Özellikle son yirmi yılda Türkiye’deki kentsel dönüşüm uygulamalarını mekânsal adalet bağlamında değerlendirir misiniz? Kentsel politikalar, mekânsal adaleti neden odağına almalı?

SENA NUR GÖLCÜK:
Kentsel dönüşüm, 1999 Marmara depreminden sonra gündeme gelen bir kavram oldu. Depremin yarattığı ağır hasar ve toplumsal travma, dönüşüm ihtiyacının elzem olduğunu gösterdi. Depreme dayanıksız ve ağır hasarlı binaların sağlıklı ve güvenli konutlara dönüştürülmesi ihtiyacı ortaya çıktı. Ancak geçen 23 yılda hâlâ toplum merkezli, sağlıklı, nitelikli ve güvenilir konut ihtiyacı karşılanabilmiş değil. İstanbul özelinde konuşacak olursak, sermayenin iştahını kabartan kıyı alanlarında, kentsel altyapının, sağlık, ulaşım, eğitim gibi hizmetlerin gelişmiş olduğu ve daha ziyade kentin dezavantajlı gruplarının yaşadığı yerlerde projelerin yürütüldüğünü görüyoruz. Kadıköy Fikirtepe’nin, Sulukule ve Zeytinburnu’nun dönüşüm coğrafyasının temel taşları olmasının sebebi, bu alanlardaki yapı stokunun eski ve dayanıksız olması değil, iştah kabartan alanlar olması. Kentsel dönüşümün 20 yıllık tarihinde kentsel politikalar mekânsal adalet yerine ekonomi-politiği odağına alan bir süreç yaşadı. “Kentsel dönüşüm ne değildir?” sorusu bu 20 yılda cevaplandı. Zorla tahliyelerin, yerinden edilmelerin, mekânın kullanıcı profilini değiştirme kaygısının, ihtiyaç ve iyilik hâlini merkezine almayan süreçlerin tanığı olduk hepimiz. Mekânsal adalet ve iyilik hâli odağa alınmadığında kentsel dönüşüm, süreçten etkilenen halk ve sürecin yöneticileri arasındaki çatışmaya dönüşüyor. Bu durumu Tozkoparan örneğiyle açıklayayım: Tozkoparan’daki halk mücadelesinin amacı, Anayasa’yla ve uluslararası sözleşmelerle korunan barınma hakkını korumak. Tozkoparan, 6306 sayılı yasayla “afet riskli alan” ilan edildi, insanlar bir sabah evlerin tahliye edilmesi için gelen tebligatla güne başladı. Afet riskli alandaki binaların güvenli olmaması sebebiyle mahallenin dönüşüme girmesi gerektiği ileri sürüldü. Şimdi araçlara bakalım. Tozkoparan’da yaşayan insanların elektriği, suyu, altyapı hizmetleri kesildi. Makineye bağlı yaşayan hastalar saatlerce elektriksiz kaldı. Çevik kuvvet araçları mahalleye girdi,  biber gazı, plastik mermi ve sis bombasıyla yaşam alanını koruyan insanların taleplerini sindirdi. “Gerçekten Tozkoparan halkının daha iyi şartlarda yaşaması için bu adımlar atılıyorsa, süreç neden buraya evrildi?” diye soruyoruz biz de.

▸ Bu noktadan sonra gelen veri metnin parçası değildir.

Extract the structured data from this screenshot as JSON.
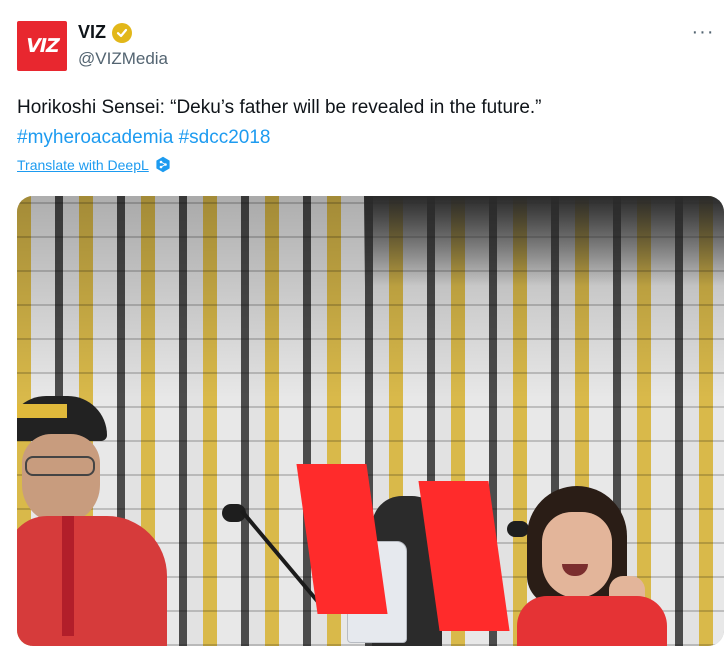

Kentsel dönüşüm projeleri modern, güvenli, yaşanabilir yaşam alanları oluşturmak amacı taşırken toplumsal sorun alanına nasıl dönüştü? Kentsel dönüşümün toplumsal hayata etkileri nelerdir?

SENA NUR GÖLCÜK
: Kentsel dönüşüm projelerinin amacı, modern olmasının yanı sıra sağlıklı, nitelikli, afet riskine karşı koruyan, güvenli, herkes için erişilebilir yaşam alanları oluşturmak ve bunu mekânın kullanıcılarıyla birlikte yapmak olmalı. Ama bu coğrafyada konut ve dönüşüm süreçleri spekülasyon aracı hâline gelmiş durumda. Halk tarafından en bilindik dönüşüm örneği olan Sulukule neredeyse 500 yıldır Roman vatandaşların yaşadığı yerleşim yeriydi. Yaşamlarının devamlılığını mahalledeki birlik ve paylaşımla sağlayan mahalleli, Taşoluk, Kayabaşı gibi çeper alanlara sürgün edildi. Sürgün edildiler, çünkü alışkın oldukları yaşamlarını TOKİ binalarında sürdüremediler, kent merkezinden uzaklaşmak zorunda kaldılar. Yine bilinen örneklerden olan Tarlabaşı ise, çok dilli, çok kültürlü bir bölgeyken bugün “Tarlabaşı 360” adlı projeyle soylulaştırmanın hedefinde. Farklı bir örnek olan Diyarbakır Sur’daki dönüşümde Sur’da yaşayanlar kentin çeperine gönderildi, Sur, turistik kazanç merkezi hâline getirilmeye çalışıldı. Orayı var eden halkın sesi yerine iş makinelerinin sesiyle gün dönüyor. Bahsettiğim üç farklı örnekte de somut amacın kentsel yenileme, iyileştirme olduğu ifade edilse de, bellek ve birlik yıkımı söz konusu oldu. Bir kültürü yok etmenin en iyi yolu, o kültürü oluşturanların bir aradalığını bozmaktır, bunu çok iyi biliyorlar. Mahalleyi sadece binalar oluşturmuyor, mahallelinin mahalleyle kurduğu ilişki oluşturuyor. Bu kültürel yıkımla birlikte Tarlabaşı’nı, Sulukule’yi, Sur’u anlatacak, hatırlayacak bir topluluk bulamayabiliriz.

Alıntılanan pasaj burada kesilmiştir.